A atividade de manutenção do ninho, assim como a atividade de forrageio,
ocorreu tanto durante a fase clara quanto durante a fase escura. Nos meses em que a
atividade de manutenção foi baixa, não houve diferença entre as fases do dia quanto ao
número de operárias envolvidas nessa tarefa (Nov: z = -1,7 p = 0,083; Fev: z = -1,5 p =
0,134; Ago: z = -0,8 p = 0,405). Mas em maio, início da estação chuvosa, quando a
manutenção foi mais intensa, ela se mostrou predominantemente diurna (Mai: z = -2,3 p
= 0,023). O padrão diário da atividade de manutenção foi relacionado positivamente
com o de forrageio em todos os meses, com exceção de fevereiro, final da estação seca
(Nov: rs = 0,13 p = 0,024; Fev: rs = 0,03 p = 0,657, Mai: rs = 0,39 p < 0,001; Ago: rs =
0,13 p = 0,023).
Quanto aos fatores ambientais influentes sobre o ritmo diário de atividade de D.

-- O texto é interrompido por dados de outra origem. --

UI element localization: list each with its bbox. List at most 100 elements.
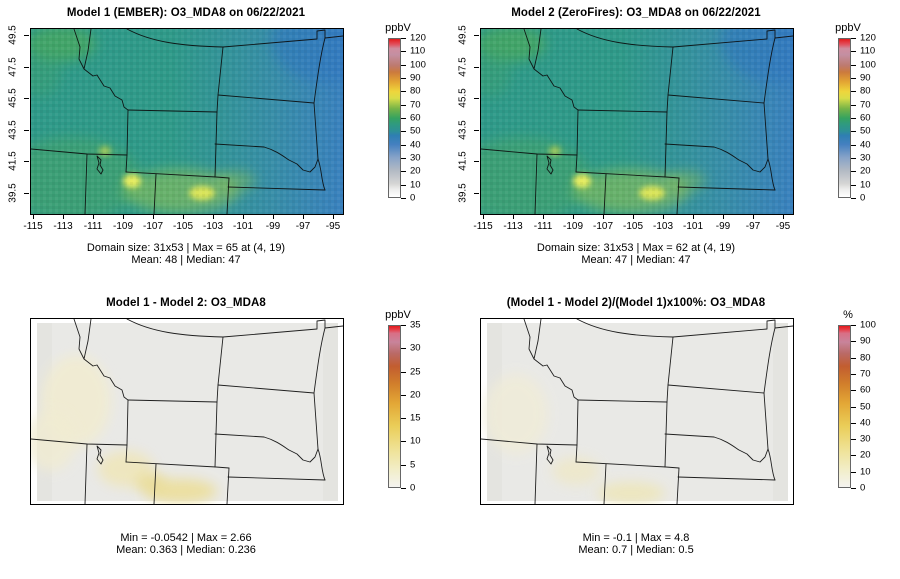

quadriceps, o padrão diário da atividade de forrageio das colônias foi relacionado
positivamente com a luminosidade nos quatro meses de observação (Nov: rs = 0,39 p <
0,001; Fev: rs = 0,26 p < 0,001, Mai: rs = 0,19 p = 0,001; Ago: rs = 0,52 p < 0,001), com
a temperatura em novembro, maio e agosto (Nov: rs = 0,15 p = 0,012; Mai: rs = 0,17 p =
0,004; Ago: rs = 0,19 p = 0,001) e teve uma fraca correlação negativa com umidade
apenas em novembro (Nov: rs = -0,12 p = 0,048) (Fig. 7).

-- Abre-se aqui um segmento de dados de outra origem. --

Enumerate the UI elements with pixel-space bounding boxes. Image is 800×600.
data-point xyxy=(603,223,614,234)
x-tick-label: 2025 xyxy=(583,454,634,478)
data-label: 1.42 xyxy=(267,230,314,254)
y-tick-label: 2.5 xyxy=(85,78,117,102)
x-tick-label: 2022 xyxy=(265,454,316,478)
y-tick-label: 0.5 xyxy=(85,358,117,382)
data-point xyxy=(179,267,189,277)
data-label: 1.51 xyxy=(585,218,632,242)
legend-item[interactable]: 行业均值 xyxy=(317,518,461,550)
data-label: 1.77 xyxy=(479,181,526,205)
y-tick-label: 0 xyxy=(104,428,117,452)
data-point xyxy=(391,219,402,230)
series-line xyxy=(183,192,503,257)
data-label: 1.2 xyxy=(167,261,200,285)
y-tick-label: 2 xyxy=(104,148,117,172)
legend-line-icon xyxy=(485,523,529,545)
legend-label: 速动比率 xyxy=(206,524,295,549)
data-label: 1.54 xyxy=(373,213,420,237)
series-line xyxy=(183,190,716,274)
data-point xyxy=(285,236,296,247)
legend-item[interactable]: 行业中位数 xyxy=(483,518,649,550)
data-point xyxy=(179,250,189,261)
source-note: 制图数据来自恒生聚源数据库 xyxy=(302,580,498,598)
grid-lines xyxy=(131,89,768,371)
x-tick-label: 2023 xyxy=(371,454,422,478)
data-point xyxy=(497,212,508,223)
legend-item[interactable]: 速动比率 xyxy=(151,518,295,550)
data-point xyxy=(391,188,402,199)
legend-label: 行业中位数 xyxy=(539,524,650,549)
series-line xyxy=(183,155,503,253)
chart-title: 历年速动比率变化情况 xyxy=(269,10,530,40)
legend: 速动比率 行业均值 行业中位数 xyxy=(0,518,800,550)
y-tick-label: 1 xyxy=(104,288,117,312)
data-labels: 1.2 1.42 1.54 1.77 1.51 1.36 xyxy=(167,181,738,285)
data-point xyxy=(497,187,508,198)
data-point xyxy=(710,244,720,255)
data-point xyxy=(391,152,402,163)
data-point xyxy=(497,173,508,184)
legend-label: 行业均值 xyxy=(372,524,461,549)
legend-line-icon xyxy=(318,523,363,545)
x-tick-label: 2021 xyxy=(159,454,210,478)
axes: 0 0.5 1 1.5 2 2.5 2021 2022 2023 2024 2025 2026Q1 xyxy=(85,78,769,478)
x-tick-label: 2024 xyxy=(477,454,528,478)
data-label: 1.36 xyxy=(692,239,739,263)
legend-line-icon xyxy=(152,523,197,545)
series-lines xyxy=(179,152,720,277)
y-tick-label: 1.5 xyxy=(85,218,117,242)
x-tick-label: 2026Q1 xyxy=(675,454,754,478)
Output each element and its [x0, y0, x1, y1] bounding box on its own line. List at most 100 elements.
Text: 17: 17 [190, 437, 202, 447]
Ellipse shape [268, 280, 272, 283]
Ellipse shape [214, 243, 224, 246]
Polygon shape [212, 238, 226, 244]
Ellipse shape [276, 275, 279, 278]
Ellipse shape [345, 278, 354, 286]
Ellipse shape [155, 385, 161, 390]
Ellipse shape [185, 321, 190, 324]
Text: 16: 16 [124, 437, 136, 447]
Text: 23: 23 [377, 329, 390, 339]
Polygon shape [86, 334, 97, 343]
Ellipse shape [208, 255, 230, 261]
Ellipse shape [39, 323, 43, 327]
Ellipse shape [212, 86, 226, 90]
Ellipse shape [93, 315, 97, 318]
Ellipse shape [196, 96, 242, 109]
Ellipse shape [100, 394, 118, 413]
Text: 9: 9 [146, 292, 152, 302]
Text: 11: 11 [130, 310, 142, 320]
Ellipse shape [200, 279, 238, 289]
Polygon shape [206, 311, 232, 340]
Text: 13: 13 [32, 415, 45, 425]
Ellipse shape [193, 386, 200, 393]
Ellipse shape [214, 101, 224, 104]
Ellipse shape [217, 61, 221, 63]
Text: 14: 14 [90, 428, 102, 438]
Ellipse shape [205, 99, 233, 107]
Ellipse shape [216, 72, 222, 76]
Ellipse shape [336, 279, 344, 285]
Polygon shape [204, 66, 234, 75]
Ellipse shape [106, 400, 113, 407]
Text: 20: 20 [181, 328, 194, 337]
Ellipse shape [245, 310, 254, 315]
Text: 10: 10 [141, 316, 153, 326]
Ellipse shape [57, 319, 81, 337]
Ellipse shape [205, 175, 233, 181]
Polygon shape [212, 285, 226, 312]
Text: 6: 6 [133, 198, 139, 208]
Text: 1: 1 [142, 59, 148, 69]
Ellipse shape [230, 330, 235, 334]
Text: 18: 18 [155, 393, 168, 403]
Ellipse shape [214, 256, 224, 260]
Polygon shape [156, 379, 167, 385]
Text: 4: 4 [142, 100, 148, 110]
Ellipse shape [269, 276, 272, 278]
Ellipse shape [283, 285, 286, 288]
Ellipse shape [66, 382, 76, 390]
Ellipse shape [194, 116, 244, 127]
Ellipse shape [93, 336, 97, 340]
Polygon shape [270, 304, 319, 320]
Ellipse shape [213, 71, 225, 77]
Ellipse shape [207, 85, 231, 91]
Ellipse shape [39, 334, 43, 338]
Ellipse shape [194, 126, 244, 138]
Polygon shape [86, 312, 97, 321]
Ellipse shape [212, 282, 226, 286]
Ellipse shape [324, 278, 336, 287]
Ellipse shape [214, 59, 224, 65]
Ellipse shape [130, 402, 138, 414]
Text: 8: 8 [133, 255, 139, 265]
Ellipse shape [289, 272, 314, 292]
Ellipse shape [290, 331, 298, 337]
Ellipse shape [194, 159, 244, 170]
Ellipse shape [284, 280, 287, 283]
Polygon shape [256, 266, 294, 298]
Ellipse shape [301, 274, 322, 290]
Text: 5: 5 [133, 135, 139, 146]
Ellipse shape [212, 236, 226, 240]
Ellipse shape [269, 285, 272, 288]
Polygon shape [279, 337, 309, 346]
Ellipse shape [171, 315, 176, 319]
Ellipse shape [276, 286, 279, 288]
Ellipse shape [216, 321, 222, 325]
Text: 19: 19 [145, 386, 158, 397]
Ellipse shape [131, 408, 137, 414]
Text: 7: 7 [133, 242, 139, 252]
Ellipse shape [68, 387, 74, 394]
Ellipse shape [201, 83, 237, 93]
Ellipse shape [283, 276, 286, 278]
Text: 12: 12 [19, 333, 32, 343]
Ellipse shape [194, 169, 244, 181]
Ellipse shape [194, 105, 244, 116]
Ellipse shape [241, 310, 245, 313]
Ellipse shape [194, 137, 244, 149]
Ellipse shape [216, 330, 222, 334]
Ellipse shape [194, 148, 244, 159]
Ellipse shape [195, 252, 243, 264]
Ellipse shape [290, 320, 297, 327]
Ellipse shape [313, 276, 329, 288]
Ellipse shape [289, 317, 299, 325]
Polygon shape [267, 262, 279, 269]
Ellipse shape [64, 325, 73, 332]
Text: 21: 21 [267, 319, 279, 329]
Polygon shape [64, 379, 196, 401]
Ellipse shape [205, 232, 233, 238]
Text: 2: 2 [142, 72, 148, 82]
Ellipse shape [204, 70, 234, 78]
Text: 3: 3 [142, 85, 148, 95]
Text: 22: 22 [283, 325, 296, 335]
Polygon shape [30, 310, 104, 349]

O retorno com alimento foi correlacionado positivamente com a luminosidade
em todos os meses (Nov: rs = 0,25 p < 0,001; Fev: rs = 0,24 p < 0,001, Mai: rs = 0,13 p =
30
0,032; Ago: rs = 0,46 p < 0,001), com a temperatura apenas em agosto (Ago: rs = 0,16 p
= 0,008) e teve uma fraca correlação positiva com a umidade apenas em fevereiro (Fev:
rs = 0,12 p = 0,048). O padrão diário da atividade de manutenção não apresentou
correlação com nenhuma das variáveis ambientais analisadas em nenhum dos meses de
observação (p > 0,05).
Fig. 7 Variação diária de luminosidade, temperatura e umidade nos quatro meses de observação. As linhas contínuas representam variáveis que tiveram correlação significativa com a atividade
de forrageio de D. quadriceps. As linhas pontilhadas representam variáveis que não foram
relacionadas à atividade de forrageio das formigas
31
DISCUSSÃO
A ocorrência de variação sazonal das atividades de forrageio e manutenção do
ninho nas colônias de D. quadriceps num ambiente de mata atlântica mostra que esta
espécie é capaz de responder a pequenas flutuações nas condições ambientais. A mata
atlântica é um dos biomas brasileiros, junto com a floresta amazônica, que apresentam
as menores variações sazonais na vegetação, quando comparados ao cerrado e à
caatinga (Formigoni et al. 2011). Odontomachus chelifer, outra espécie de formiga da
subfamília Ponerinae, também apresenta variação sazonal da atividade de forrageio em
ambiente de mata atlântica no sudeste do Brasil (Raimundo et al. 2009).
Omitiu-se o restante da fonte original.